ANZ — New Payments Platform Discovery
Imagine being able to make realtime data rich payments easily and quickly, any time, any place. This is the future with NPP in Australia. The cumbersome way to make payments using a BSB (branch code) and account number is no longer the only way to address payments. With NPP you can address payments to mobile phone numbers, email addresses and Australian Business Numbers (ABNs) or other aliases.
The arrival of the realtime New Payments Platform (NPP) in 2017 is set to revolutionise the payments landscape. Instead of waiting hours for a transfer or several days for a cheque to clear, Australians could be paid in a matter of seconds, 24 hours a day, seven days a week, 365 days a year.
The implications are significant for working capital, consumer peer to peer payments and future innovation in the payments sector.
Fast, flexible & Data rich
NPP is the banking industry’s response to the Reserve Bank of Australia’s innovation review, marking a milestone in the ongoing evolution of the payments industry. Below is an overview of NPP's customer benefits at a glance.
NPP participation, infrastructure & future
With NPP based on a global industry standard message format, the possibilities on the receivables side start to grow, as businesses start to get a much better understanding of their payer behaviours; for example, the ability to send more information with each payment.
For parts of the financial services sector NPP will prove game changing. Imagine an insurance company that receives a claim from an individual and needs to make an urgent payment out. With almost immediate crediting of funds, NPP could streamline and expedite the payment process for both the insurer and claimant.
With a rollout of NPP, a design audit was performed to do a comprehensive evaluation of the current state of the app to investigate all the payment flows within goMoney app. This will serve as a basis to examine how all the capabilities of NPP incorporate into the existing payment flows.
Australia won’t be the first country globally to have real-time payments capability, NPP is shaping up to have a level of capability and flexibility comparable to, or in advance of, other ‘real-time’ systems available globally.

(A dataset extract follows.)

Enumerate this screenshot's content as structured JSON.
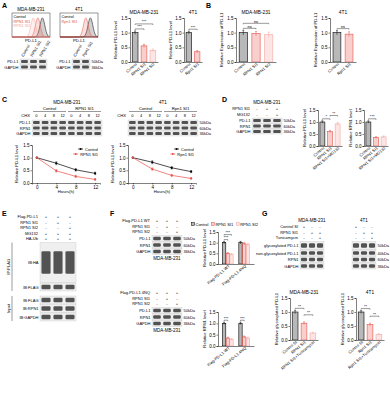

Some countries, for example Mexico and Sweden, created their real-time payment capabilities by upgrading existing high value or low value systems. NPP is expected to leap frog over many existing global real-time systems by building a brand new infrastructure for real time payments.
User testing 1
First set of user testing was done with 8 participants to validate and invalidate our assumption on the post-NPP goMoney designs. Prototypes were done in Axure and tested with mobile devices.
Set the scene:
Imagine a world where you have the option to make some payments instantly and those recipients can receive the money immediately, and you could use methods like email, mobile numbers to pay (instead of BSB/account number).
Task A: Joe new colleague
You need to pay a new colleague, Joe, $20 for some stationery. You don't have Joe’s mobile number on your phone and all you have is Joe’s email that he scribbled on a piece of paper. Please attempt to pay him via the mobile banking app.

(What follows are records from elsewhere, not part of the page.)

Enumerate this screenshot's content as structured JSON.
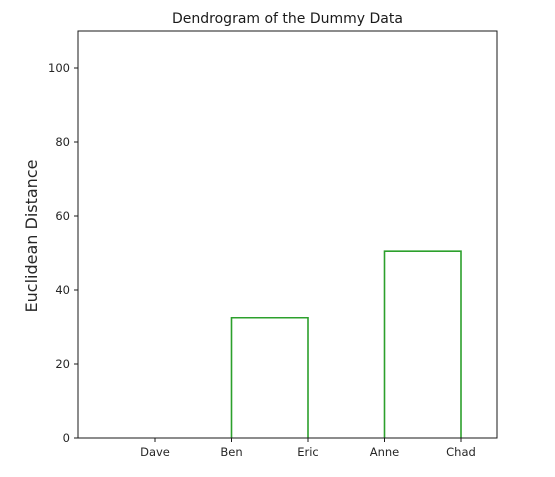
{
  "chart_data": {
    "type": "dendrogram",
    "title": "Dendrogram of the Dummy Data",
    "ylabel": "Euclidean Distance",
    "xlabel": "",
    "leaves": [
      "Dave",
      "Ben",
      "Eric",
      "Anne",
      "Chad"
    ],
    "ylim": [
      0,
      110
    ],
    "yticks": [
      0,
      20,
      40,
      60,
      80,
      100
    ],
    "grid": false,
    "links": [
      {
        "left": "Ben",
        "right": "Eric",
        "height": 32.5,
        "color": "#2ca02c"
      },
      {
        "left": "Anne",
        "right": "Chad",
        "height": 50.5,
        "color": "#2ca02c"
      }
    ]
  }
}
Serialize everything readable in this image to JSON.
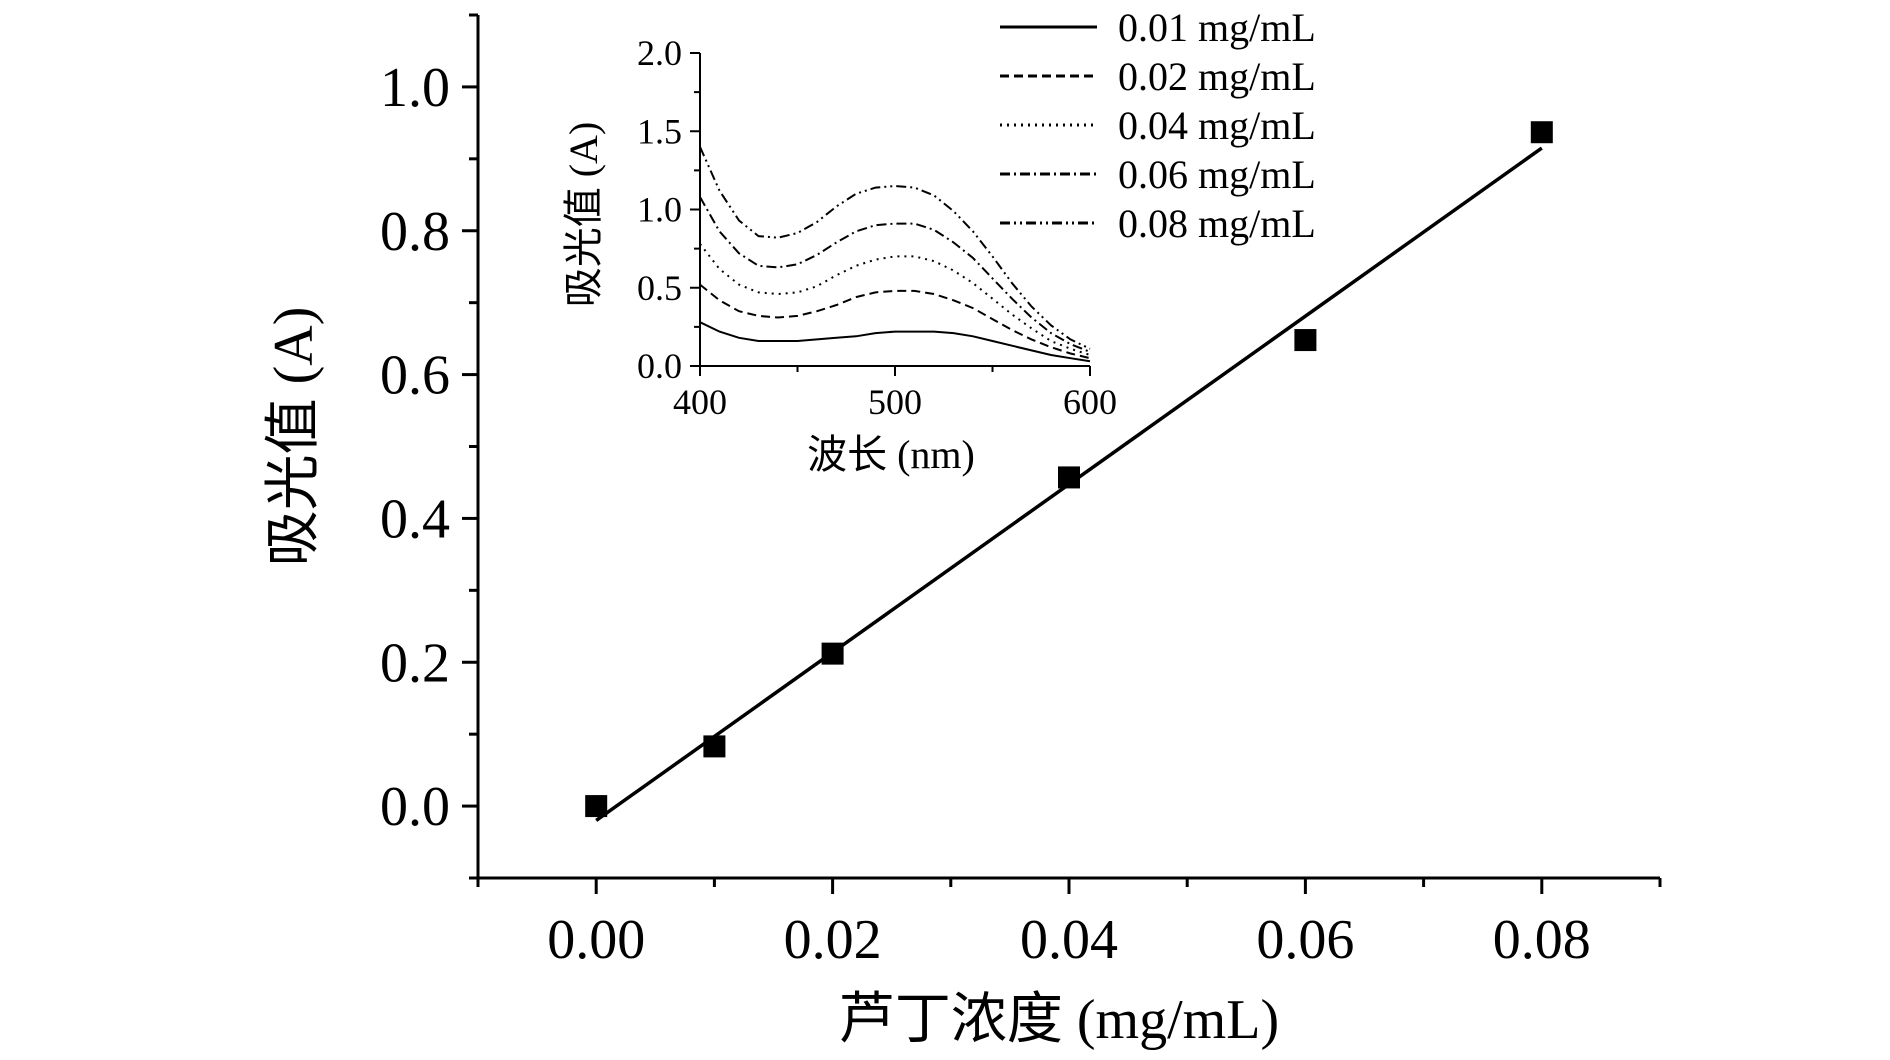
{
  "chart_data": [
    {
      "type": "scatter",
      "xlabel": "芦丁浓度 (mg/mL)",
      "ylabel": "吸光值 (A)",
      "xlim": [
        -0.01,
        0.09
      ],
      "ylim": [
        -0.1,
        1.1
      ],
      "x_ticks": [
        "0.00",
        "0.02",
        "0.04",
        "0.06",
        "0.08"
      ],
      "y_ticks": [
        "0.0",
        "0.2",
        "0.4",
        "0.6",
        "0.8",
        "1.0"
      ],
      "series": [
        {
          "marker": "square",
          "color": "#000000",
          "x": [
            0.0,
            0.01,
            0.02,
            0.04,
            0.06,
            0.08
          ],
          "y": [
            0.0,
            0.083,
            0.212,
            0.457,
            0.648,
            0.937
          ]
        }
      ],
      "fit_line": {
        "x": [
          0.0,
          0.08
        ],
        "y": [
          -0.02,
          0.915
        ],
        "color": "#000000"
      }
    },
    {
      "type": "line",
      "xlabel": "波长 (nm)",
      "ylabel": "吸光值 (A)",
      "xlim": [
        400,
        600
      ],
      "ylim": [
        0.0,
        2.0
      ],
      "x_ticks": [
        "400",
        "500",
        "600"
      ],
      "y_ticks": [
        "0.0",
        "0.5",
        "1.0",
        "1.5",
        "2.0"
      ],
      "x": [
        400,
        410,
        420,
        430,
        440,
        450,
        460,
        470,
        480,
        490,
        500,
        510,
        520,
        530,
        540,
        550,
        560,
        570,
        580,
        590,
        600
      ],
      "series": [
        {
          "name": "0.01 mg/mL",
          "dash": "solid",
          "values": [
            0.28,
            0.22,
            0.18,
            0.16,
            0.16,
            0.16,
            0.17,
            0.18,
            0.19,
            0.21,
            0.22,
            0.22,
            0.22,
            0.21,
            0.19,
            0.16,
            0.13,
            0.1,
            0.07,
            0.05,
            0.03
          ]
        },
        {
          "name": "0.02 mg/mL",
          "dash": "dashed",
          "values": [
            0.52,
            0.42,
            0.35,
            0.32,
            0.31,
            0.32,
            0.35,
            0.39,
            0.44,
            0.47,
            0.48,
            0.48,
            0.46,
            0.42,
            0.37,
            0.3,
            0.23,
            0.17,
            0.12,
            0.08,
            0.05
          ]
        },
        {
          "name": "0.04 mg/mL",
          "dash": "dotted",
          "values": [
            0.78,
            0.62,
            0.52,
            0.47,
            0.46,
            0.47,
            0.51,
            0.58,
            0.64,
            0.68,
            0.7,
            0.7,
            0.67,
            0.61,
            0.53,
            0.43,
            0.33,
            0.24,
            0.16,
            0.11,
            0.07
          ]
        },
        {
          "name": "0.06 mg/mL",
          "dash": "dashdot",
          "values": [
            1.08,
            0.86,
            0.72,
            0.64,
            0.63,
            0.65,
            0.71,
            0.79,
            0.86,
            0.9,
            0.91,
            0.91,
            0.87,
            0.79,
            0.69,
            0.56,
            0.43,
            0.31,
            0.21,
            0.14,
            0.09
          ]
        },
        {
          "name": "0.08 mg/mL",
          "dash": "dashdotdot",
          "values": [
            1.4,
            1.12,
            0.93,
            0.83,
            0.82,
            0.85,
            0.92,
            1.02,
            1.1,
            1.14,
            1.15,
            1.14,
            1.09,
            0.99,
            0.86,
            0.7,
            0.53,
            0.38,
            0.26,
            0.17,
            0.11
          ]
        }
      ]
    }
  ]
}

Task B: Pay Anna, your gardener
You’ve just realised that you’ve forgotten to pay Anna your gardener $50 for her work. You want her to get this money as soon as possible. This is the 2nd time Anna has done work for you and you have her account details stored. Please attempt to complete this using your mobile banking app.
Task C: Pay Roberto
Roberto your brother has just called you on your mobile. You owe Roberto $90 for your share of the grocery bill. Please attempt to pay Roberto on your mobile banking app.
How did users feel paying to email/mobile?
Users were more security conscious during pay to email/mobile tasks:
User testing 2
In the second set of user testing, we further iterated on the designs based on the feedback we gathered and created 2 separated prototypes in Axure that will aid with our testing with the participants.
Testing results are documented in a spreadsheet across participants. Prototype 2 is the preferred version.
System usability scale (SUS)
An overall SUS score of 90/100 was achieved in this test.